22 January 2026 02:18

Le mea culpa de Jacquemot

Balayée mercredi au 2e tour de
l’Open d’Australie par Yulia Putintseva à l’issue d’un match lors
duquel elle est complètement sortie de son match, d’entrée, avant
ensuite de passer ses nerfs sur son entraîneur Simon Blanc, Elsa
Jacquemot a reconnu ensuite qu’elle était passée complètement à
côté de l’événement.

Le court numéro 5 résonnait encore du coup de sang d’Elsa
Jacquemot, pulvérisée mercredi au 2e tour par Yulia Putintseva en
offrant littéralement la victoire à la Kazakhe, lorsque cette
dernière s’est présentée devant la presse. Visiblement toujours
marquée par la façon dont elle s’était sabordée un peu plus tôt
alors que son exploit de dimanche contre Marta Kostyuk pouvait lui
laisser espérer une belle suite de parcours.

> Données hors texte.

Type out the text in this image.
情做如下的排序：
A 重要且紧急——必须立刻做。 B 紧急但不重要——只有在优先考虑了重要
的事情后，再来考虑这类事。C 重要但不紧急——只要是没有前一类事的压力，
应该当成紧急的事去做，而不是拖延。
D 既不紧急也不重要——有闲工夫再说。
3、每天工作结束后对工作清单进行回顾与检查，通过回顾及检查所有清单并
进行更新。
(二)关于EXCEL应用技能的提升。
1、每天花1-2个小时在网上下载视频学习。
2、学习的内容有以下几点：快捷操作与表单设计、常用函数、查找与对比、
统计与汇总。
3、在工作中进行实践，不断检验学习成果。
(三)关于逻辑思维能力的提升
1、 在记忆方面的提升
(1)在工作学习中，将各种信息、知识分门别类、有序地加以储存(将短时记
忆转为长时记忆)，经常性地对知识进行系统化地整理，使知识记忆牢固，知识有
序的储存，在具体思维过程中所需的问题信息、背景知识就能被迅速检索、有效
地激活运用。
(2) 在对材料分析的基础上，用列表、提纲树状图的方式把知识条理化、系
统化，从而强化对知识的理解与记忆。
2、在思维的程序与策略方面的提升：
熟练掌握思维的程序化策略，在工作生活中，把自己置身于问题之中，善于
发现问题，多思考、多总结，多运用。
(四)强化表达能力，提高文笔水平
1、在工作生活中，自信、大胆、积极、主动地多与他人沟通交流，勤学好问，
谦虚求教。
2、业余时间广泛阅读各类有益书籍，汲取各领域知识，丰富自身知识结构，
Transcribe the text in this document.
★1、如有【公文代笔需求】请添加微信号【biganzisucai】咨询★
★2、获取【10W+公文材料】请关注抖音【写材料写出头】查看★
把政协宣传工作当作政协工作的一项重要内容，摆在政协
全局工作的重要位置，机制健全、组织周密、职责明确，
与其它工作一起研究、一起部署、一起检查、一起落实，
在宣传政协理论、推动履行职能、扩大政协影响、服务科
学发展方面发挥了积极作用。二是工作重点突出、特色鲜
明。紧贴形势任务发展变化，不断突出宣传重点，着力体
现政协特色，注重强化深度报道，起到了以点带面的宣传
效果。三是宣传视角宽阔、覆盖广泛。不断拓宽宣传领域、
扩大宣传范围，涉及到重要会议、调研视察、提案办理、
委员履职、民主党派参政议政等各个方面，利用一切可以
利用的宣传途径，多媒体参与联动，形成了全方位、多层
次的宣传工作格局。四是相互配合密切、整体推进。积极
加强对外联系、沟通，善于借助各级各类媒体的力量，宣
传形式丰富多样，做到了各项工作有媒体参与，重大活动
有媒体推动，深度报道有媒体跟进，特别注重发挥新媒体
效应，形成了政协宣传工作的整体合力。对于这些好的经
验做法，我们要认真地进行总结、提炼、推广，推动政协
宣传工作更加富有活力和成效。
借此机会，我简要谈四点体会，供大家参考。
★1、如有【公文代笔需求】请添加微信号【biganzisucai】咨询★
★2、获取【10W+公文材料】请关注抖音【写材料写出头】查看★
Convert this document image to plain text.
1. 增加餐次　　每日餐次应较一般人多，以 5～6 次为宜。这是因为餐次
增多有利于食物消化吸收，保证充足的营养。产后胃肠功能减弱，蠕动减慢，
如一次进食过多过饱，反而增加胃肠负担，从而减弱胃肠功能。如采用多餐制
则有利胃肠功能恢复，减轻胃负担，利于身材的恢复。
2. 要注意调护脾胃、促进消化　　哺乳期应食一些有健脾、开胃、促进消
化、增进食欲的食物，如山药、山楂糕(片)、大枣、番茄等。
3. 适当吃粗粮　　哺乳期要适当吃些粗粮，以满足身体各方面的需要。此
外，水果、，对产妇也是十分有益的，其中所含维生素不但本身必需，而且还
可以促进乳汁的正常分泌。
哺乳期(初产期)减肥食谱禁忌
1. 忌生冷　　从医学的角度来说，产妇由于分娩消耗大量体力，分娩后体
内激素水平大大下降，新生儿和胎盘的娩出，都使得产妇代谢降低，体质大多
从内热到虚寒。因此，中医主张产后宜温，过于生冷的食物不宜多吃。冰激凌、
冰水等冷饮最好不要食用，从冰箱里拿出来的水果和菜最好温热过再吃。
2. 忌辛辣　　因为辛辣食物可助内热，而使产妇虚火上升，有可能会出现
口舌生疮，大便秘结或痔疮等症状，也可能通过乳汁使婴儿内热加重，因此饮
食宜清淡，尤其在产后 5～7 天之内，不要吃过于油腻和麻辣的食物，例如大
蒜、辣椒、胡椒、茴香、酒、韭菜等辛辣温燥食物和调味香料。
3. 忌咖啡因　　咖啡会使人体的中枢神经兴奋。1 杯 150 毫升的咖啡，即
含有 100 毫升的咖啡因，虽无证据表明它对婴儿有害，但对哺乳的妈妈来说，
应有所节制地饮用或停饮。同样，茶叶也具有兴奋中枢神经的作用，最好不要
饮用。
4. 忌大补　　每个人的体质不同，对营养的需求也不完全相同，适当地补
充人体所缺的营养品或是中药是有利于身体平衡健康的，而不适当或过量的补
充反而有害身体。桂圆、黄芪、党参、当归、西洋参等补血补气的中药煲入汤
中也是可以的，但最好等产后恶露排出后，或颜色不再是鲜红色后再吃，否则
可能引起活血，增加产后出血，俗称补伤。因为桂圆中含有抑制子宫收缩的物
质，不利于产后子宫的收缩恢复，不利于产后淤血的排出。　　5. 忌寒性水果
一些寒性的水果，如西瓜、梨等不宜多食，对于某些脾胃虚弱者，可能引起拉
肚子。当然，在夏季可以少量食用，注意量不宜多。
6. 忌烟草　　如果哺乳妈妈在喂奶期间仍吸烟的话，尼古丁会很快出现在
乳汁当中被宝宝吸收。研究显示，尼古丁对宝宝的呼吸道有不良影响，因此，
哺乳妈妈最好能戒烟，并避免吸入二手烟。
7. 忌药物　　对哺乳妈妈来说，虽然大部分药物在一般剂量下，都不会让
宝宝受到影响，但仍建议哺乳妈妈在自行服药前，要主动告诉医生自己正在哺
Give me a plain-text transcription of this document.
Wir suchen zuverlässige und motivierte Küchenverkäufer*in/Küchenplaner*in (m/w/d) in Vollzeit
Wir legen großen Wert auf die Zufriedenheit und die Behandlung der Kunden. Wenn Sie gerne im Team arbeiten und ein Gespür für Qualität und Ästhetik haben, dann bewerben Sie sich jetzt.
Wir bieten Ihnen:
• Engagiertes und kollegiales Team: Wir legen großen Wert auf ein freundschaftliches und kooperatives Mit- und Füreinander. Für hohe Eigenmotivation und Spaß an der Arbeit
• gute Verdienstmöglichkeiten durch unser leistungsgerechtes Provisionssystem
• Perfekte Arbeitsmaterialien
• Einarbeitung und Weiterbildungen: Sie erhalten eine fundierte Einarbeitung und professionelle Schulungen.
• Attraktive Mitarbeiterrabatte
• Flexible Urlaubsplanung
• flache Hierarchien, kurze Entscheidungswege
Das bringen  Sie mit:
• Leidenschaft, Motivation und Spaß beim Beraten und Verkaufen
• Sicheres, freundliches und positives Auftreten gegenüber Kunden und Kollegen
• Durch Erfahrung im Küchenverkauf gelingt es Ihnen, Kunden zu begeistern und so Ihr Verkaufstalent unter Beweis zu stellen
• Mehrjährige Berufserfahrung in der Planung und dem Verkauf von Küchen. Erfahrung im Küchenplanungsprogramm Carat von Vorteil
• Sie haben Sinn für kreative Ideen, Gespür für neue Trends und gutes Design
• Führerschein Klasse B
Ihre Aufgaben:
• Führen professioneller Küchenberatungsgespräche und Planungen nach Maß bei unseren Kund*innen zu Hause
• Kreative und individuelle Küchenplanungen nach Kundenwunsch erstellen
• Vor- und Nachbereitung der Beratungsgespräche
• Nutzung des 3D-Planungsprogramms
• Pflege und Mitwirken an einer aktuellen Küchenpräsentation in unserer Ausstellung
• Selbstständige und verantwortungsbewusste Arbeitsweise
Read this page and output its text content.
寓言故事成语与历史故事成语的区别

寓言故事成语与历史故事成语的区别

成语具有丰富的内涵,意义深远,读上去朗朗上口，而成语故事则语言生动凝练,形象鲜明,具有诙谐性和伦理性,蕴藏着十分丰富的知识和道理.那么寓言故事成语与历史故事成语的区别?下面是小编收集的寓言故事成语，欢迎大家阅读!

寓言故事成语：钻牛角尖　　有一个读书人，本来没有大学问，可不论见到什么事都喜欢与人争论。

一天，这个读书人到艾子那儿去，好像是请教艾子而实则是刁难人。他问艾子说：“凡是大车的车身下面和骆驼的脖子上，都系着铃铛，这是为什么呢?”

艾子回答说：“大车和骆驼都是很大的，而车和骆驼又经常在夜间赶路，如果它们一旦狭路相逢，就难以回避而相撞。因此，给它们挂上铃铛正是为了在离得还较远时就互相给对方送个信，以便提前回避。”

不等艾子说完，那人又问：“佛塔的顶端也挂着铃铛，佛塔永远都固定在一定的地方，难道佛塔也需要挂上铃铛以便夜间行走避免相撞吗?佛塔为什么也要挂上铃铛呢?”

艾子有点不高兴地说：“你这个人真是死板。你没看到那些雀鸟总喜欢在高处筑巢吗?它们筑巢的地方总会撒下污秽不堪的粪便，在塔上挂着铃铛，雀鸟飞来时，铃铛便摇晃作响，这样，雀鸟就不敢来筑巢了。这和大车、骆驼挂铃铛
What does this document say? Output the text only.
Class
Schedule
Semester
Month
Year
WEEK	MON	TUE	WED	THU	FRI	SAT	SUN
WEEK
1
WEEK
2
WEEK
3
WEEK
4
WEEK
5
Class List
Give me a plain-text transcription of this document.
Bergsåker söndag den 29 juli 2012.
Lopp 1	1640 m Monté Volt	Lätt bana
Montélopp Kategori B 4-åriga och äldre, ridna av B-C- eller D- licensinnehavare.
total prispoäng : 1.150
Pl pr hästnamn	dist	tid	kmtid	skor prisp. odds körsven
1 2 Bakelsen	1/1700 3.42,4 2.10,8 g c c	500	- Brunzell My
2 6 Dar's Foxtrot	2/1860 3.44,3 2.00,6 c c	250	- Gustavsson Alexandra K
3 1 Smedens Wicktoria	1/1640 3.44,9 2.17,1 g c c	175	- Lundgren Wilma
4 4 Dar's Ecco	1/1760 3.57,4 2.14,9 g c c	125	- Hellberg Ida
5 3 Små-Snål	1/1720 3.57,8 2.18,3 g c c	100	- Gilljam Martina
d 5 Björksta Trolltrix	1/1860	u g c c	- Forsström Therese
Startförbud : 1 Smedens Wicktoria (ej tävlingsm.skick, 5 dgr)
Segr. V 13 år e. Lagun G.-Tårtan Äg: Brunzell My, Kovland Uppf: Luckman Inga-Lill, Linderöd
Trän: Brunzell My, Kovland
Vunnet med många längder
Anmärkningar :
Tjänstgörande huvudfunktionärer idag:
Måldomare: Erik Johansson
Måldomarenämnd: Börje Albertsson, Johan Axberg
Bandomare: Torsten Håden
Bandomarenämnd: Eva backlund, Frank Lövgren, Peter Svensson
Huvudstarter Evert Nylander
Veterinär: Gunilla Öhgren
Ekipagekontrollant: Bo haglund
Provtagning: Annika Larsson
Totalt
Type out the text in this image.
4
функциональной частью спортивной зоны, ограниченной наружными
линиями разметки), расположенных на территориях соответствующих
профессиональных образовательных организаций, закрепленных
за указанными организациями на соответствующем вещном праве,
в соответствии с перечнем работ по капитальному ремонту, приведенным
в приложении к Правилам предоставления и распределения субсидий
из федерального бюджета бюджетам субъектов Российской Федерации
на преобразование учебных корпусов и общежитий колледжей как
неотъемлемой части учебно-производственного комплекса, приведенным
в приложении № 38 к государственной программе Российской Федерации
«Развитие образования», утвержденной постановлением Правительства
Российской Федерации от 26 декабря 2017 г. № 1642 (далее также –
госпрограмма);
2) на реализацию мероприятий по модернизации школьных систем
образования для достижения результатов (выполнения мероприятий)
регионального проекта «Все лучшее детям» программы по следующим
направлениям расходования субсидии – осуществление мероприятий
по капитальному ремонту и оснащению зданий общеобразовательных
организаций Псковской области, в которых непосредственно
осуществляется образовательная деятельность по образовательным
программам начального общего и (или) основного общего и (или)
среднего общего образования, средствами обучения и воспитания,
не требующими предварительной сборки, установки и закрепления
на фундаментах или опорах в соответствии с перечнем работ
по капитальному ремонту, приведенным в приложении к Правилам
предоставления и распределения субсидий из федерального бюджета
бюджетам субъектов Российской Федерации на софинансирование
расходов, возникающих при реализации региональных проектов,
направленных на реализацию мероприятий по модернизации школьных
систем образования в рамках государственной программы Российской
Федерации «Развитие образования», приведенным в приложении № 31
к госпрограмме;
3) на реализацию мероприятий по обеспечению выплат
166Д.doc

« C’était très compliqué. À partir du premier jeu, il y a
des choses qui m’ont perturbée. C’est une défaite très difficile.
Je ne sais pas quoi dire », a lancé d’emblée la jeune
Lyonnaise, consciente qu’elle avait fait cadeau de la victoire à
son adversaire du jour. « Ce match, je suis passée
complètement à côté », a avoué la protégée de Simon Blanc dans
un discours ayant tout du mea culpa.

Toutefois, paradoxalement, si l’unique Française présente au 2e
tour avec Varvara Gracheva reconnaît qu’elle va devoir tirer les
enseignements de son pétage de plombs du jour pour encore
progresser psychologiquement, elle assure en parallèle que le
mental reste son… point fort.

Jacquemot: « Travailler sur
les choses extérieures qui peuvent me perturber »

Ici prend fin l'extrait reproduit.